Hand presence isn’t just about accuracy of their position in space then, but also about representing the myriad subtleties our endlessly adaptable digits are capable of. For example, observe yourself picking up a tumbler glass, your fingers will wrap the cylinder securely, picking a wine glass though and you may clasp more daintily by the stem. Not only that, if your grip will change depending where on that object you choose to hold it. The sorts of subtleties we take for granted in every day life are generally deemed expendable in games and ‘brute forcing’ a real solution – say a canned animation for every world object – is clearly out of the question.
Gleechi can solve it
Gleechi wants to solve this problem once and for all. They claim that the animation systems they are currently developing are derived from over 8 years of robotic research conducted by KTH, a leading technical university in Sweden.
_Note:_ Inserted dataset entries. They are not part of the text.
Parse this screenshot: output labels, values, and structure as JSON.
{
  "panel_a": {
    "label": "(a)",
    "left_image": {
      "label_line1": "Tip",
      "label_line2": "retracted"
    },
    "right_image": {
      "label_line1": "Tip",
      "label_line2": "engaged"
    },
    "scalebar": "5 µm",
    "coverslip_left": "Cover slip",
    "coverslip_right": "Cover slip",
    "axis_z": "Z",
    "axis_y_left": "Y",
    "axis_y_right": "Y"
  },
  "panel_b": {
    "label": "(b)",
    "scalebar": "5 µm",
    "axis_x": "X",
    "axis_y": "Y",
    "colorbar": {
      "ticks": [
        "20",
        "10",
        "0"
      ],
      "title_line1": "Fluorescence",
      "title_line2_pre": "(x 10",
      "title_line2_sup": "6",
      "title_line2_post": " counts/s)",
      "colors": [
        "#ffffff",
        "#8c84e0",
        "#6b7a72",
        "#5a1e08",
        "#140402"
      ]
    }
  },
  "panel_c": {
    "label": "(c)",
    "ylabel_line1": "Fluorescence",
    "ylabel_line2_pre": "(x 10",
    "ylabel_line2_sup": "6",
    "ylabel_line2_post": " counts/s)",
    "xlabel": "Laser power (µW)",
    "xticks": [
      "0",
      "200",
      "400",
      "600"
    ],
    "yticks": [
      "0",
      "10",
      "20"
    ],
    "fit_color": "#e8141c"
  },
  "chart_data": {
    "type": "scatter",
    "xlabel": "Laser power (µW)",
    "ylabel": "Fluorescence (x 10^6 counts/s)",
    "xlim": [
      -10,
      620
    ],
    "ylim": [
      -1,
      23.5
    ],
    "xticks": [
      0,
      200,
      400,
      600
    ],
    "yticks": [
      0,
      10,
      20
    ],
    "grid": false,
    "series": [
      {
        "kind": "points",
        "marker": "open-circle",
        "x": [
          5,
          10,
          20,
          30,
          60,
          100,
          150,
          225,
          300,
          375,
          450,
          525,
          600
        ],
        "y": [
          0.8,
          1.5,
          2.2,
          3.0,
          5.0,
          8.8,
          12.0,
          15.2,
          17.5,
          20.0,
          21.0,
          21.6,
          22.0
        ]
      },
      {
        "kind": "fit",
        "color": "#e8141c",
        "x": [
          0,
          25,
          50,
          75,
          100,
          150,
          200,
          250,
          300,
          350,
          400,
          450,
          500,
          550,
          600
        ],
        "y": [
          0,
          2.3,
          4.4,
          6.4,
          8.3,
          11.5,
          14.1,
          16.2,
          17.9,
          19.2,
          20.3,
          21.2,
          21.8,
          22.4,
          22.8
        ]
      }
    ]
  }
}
Gleechi’s says that its VirtualGrasp product resolves the need for labour intensive manual animations for the hands by using a “predictive and adaptive algorithm” which analyses the ‘physical’ properties of a virtual object, deciphering the most appropriate and realistic grip formation for the in-game hand model and snapping to that position. The software is still in an early state, but as you can see in the video embedded at the top of the page, it really does seem to work and seeing it in action you realise just how poor most in-game interactions look.
VirtualGrasp will then become a technology with many benefits not only for virtual gamers but to ordinary users who uses app that depends on hand interactions and virtual presence. This will eventually lead to many advances not only in a specific body part, but to many others which needs efficient and fast algorithms to move like the ‘real’ thing.